Re: NFS knfsd strange behavior...

From: G. Allen Morris III (gam3@groucho.ixlabs.com)
Date: Tue May 09 2000 - 14:30:16 EST


>>>Robert Dinse said:
>
> We recently switched a mail server from userland nfsd to kernel nfsd in
> order to provide file locking and prevent corruption of mailboxes that was
> occuring when multiple servers attempted to update a mailbox simultaneously.

What version of the kernel are you using?

Are there any messages in your logfiles like:

  fh_verify: no root_squashed access.

>
> We've run into some very strange behavioral problems with knfsd relative
> to userland nfsd.
>
> Particularly, we have a directory, /var/smartlist with a bunch of
> subdirectories for each mail list. The directory and subdirectories are owned
> by smartlst.smartlist with modes 771.
>
> This directory resides on the Linux server with knfsd, (formerly userland
> nfsd) and is exported to other mail servers and a shell server which happens to
> be running SunOS 4.1.4.
>
> Inside the list subdirectories are various smartlist files owned by users
> such as the 'dist' (distribution) file. With the userland nfsd, users on the
> shell server could edit their files in the smartlist subdirectories.
>
> When we upgraded to knfsd, the user can no longer modify files that exist
> in the directory even though they have write permission to those files and the
> files already exist. This is really broken and requires that we change the
> ownership of the subdirectories to the user to make this work. This is
> something we don't want to do as we don't want the user removing other files in
> the directory.
>
> Was this behavioral change intentional or just a screw-up? And if it is
> intentional, what logic dictated that permissions should work differently under
> NFS than they do on a local file system?

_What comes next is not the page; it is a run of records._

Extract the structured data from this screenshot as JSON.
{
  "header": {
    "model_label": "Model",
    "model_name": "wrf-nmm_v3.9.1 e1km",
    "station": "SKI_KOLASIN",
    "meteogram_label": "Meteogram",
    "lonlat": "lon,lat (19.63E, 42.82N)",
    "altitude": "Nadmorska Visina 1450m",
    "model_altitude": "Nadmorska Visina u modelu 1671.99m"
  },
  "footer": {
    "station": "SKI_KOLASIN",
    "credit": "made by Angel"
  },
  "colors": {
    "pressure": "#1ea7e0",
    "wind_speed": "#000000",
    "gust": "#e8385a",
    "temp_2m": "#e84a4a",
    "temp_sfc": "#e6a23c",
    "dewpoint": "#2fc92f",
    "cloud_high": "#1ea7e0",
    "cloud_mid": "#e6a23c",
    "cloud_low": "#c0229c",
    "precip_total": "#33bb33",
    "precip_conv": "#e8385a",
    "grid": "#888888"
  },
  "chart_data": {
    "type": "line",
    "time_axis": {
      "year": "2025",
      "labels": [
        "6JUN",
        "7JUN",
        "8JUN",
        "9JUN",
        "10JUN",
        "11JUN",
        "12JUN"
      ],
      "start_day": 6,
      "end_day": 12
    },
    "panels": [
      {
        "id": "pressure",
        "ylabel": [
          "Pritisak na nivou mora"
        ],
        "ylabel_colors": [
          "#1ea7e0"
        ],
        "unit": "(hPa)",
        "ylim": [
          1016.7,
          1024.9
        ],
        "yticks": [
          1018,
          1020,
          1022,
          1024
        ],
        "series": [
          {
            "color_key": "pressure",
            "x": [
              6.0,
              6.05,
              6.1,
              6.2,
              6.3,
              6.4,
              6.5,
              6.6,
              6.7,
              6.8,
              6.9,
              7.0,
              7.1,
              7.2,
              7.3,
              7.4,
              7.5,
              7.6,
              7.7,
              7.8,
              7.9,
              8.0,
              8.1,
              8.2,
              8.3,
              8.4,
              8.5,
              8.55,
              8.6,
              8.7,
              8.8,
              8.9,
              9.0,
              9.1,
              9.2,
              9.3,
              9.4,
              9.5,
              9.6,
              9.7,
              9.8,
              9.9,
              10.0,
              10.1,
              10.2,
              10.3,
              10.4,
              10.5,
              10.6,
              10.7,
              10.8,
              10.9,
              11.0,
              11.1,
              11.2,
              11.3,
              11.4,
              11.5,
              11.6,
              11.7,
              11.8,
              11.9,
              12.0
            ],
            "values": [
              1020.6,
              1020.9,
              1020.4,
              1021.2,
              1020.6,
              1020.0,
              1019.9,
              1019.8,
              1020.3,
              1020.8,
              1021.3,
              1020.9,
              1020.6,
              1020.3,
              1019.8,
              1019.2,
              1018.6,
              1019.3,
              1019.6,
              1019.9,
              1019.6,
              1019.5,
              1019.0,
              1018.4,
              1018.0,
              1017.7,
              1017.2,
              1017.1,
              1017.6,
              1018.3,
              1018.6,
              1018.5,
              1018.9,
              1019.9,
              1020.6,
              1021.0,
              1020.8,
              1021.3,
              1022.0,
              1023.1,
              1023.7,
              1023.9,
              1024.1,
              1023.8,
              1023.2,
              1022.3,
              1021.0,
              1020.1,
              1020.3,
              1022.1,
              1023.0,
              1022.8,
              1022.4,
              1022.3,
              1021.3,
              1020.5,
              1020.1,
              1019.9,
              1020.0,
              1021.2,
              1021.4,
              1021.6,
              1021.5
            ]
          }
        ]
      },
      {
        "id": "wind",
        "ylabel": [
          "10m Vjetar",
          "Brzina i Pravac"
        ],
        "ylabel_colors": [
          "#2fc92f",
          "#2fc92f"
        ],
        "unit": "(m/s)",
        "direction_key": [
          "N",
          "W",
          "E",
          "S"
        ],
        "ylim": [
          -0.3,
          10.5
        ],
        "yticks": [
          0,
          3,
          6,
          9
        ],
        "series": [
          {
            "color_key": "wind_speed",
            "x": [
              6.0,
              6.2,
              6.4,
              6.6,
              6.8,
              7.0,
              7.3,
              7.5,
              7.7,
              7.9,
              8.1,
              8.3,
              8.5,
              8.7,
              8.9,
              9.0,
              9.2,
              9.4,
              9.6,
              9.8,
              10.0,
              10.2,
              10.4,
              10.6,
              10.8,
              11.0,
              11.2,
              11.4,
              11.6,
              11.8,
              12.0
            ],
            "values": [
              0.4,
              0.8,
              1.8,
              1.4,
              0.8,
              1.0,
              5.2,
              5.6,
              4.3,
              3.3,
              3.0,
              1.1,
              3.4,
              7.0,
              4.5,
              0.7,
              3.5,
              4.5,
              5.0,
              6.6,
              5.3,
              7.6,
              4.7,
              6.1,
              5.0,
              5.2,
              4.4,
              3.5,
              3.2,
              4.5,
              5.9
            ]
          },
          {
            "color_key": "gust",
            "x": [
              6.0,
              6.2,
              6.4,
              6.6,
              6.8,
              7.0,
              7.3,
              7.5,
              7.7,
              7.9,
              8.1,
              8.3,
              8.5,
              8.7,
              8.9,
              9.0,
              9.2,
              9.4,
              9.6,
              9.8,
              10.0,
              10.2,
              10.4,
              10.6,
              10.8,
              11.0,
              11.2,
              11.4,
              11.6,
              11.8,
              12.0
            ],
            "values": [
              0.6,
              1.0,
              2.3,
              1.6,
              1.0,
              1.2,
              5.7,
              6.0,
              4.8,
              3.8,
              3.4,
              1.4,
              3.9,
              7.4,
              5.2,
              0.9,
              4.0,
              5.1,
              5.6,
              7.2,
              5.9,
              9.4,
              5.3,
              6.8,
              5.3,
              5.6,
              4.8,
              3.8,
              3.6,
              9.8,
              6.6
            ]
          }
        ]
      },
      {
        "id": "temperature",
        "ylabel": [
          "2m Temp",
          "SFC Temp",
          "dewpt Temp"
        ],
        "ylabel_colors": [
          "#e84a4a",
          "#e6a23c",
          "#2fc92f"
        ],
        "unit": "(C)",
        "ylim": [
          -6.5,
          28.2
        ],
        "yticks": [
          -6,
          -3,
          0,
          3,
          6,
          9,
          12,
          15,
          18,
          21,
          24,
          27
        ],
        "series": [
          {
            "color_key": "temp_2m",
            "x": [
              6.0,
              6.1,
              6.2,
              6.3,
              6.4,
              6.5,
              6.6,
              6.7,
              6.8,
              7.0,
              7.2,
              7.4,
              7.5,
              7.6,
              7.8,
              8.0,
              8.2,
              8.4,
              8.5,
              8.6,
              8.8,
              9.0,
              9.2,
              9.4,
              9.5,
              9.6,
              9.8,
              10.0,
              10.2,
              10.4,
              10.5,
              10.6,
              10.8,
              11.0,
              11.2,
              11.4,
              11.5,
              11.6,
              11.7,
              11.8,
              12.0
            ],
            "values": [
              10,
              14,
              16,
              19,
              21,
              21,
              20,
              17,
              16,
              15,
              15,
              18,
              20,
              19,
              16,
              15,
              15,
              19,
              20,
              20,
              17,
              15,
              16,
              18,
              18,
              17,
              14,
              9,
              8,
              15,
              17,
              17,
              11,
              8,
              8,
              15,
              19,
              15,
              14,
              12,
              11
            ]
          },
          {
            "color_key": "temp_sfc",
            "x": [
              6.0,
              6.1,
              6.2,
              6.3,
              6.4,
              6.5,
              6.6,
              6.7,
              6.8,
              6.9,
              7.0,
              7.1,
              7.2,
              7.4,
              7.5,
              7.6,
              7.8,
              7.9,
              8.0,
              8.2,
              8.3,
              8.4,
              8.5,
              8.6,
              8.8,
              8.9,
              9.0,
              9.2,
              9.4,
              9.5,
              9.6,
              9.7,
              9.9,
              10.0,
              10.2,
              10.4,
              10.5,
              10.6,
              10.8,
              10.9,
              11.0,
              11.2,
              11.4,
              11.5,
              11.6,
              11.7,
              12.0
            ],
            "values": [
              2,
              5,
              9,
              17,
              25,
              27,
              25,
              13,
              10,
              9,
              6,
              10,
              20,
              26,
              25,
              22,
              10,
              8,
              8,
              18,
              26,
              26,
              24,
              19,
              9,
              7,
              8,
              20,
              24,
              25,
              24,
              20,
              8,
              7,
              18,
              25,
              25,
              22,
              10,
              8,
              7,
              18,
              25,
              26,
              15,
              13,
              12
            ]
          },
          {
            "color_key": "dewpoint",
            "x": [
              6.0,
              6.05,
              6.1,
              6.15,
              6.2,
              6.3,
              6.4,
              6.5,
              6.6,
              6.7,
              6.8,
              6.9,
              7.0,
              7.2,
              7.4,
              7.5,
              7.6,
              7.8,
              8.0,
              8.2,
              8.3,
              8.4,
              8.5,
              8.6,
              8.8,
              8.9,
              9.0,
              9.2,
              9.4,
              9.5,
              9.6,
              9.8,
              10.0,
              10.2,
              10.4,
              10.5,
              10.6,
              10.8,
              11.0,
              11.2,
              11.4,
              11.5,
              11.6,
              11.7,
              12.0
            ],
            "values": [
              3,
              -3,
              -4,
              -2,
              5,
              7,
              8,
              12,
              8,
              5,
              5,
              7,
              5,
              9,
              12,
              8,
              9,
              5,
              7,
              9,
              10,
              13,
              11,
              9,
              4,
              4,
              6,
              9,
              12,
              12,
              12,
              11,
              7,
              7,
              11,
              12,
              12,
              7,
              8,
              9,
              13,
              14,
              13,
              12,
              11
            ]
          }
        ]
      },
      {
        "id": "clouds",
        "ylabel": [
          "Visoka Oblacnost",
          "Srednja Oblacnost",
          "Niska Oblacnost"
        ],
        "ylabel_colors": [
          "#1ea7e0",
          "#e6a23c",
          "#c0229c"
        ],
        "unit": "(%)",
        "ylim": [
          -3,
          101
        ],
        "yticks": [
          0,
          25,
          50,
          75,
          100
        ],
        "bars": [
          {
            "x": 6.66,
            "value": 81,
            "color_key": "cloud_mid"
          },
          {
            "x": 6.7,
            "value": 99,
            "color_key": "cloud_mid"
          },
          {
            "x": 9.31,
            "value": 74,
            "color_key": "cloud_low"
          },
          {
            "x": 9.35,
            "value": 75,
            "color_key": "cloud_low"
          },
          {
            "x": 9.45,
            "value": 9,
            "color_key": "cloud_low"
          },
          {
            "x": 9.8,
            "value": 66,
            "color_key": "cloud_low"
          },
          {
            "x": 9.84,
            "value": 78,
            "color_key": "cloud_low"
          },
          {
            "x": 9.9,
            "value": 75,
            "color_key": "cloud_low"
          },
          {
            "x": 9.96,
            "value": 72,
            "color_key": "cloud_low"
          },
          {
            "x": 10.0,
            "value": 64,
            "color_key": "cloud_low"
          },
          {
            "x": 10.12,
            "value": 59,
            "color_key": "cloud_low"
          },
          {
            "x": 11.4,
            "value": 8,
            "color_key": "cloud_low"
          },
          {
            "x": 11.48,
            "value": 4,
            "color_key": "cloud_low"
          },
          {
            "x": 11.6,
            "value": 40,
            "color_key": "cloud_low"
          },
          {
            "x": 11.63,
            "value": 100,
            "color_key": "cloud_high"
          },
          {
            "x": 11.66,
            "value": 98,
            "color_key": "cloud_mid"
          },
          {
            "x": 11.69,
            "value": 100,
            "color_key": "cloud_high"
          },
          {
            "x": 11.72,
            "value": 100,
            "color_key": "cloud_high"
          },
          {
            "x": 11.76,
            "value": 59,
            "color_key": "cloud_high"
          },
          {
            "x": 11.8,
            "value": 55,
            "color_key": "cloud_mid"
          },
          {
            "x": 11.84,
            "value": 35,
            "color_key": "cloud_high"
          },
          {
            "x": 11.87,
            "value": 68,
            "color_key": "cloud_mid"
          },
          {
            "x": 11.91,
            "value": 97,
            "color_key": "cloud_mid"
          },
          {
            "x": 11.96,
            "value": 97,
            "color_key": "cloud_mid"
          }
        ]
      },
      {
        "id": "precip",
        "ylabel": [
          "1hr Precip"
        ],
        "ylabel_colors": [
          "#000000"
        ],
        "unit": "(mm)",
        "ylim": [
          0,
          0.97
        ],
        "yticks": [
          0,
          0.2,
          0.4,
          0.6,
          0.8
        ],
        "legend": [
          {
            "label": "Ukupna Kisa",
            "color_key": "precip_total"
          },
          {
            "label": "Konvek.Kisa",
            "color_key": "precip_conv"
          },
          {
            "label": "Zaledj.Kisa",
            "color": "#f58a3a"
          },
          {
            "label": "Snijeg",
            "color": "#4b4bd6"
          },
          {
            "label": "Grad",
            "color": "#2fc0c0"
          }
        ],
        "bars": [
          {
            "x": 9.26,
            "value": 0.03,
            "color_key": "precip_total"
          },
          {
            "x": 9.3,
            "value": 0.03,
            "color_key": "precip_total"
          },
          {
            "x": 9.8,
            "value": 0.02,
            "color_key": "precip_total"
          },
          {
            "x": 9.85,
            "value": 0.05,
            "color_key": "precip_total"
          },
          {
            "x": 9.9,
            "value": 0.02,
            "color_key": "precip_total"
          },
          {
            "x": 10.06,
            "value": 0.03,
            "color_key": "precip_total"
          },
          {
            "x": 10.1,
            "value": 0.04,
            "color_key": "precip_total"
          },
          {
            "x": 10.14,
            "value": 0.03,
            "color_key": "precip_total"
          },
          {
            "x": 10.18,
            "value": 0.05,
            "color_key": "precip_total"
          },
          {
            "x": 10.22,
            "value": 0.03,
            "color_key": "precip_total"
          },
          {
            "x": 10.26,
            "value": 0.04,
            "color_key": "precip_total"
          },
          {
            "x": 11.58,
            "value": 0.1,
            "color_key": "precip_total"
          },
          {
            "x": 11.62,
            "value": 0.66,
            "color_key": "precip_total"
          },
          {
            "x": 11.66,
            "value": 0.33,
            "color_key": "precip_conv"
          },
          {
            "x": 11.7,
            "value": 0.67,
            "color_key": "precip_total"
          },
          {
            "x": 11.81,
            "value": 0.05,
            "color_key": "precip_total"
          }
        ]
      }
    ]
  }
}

Unless the NFSEXP_NOSUBTREECHECK flag is set the only difference in the semantics
is that you can't accesss an open file unless you can open that file. That is that
with knfsd the file is opened with each access using the full path from the export
point.

Becuase of this you can't do:

    file = fopen("test", "r");
    chmod(".", 000);
    fgets(buffer, 1024, file);

The read will fail with a

  nfsd Security: %s/%s bad export
or
  fh_verify: no root_squashed access.

message being put in your logfile.

If the NFSEXP_NOSUBTREECHECK flag is set then the semantics
should be the same for local and NFS access.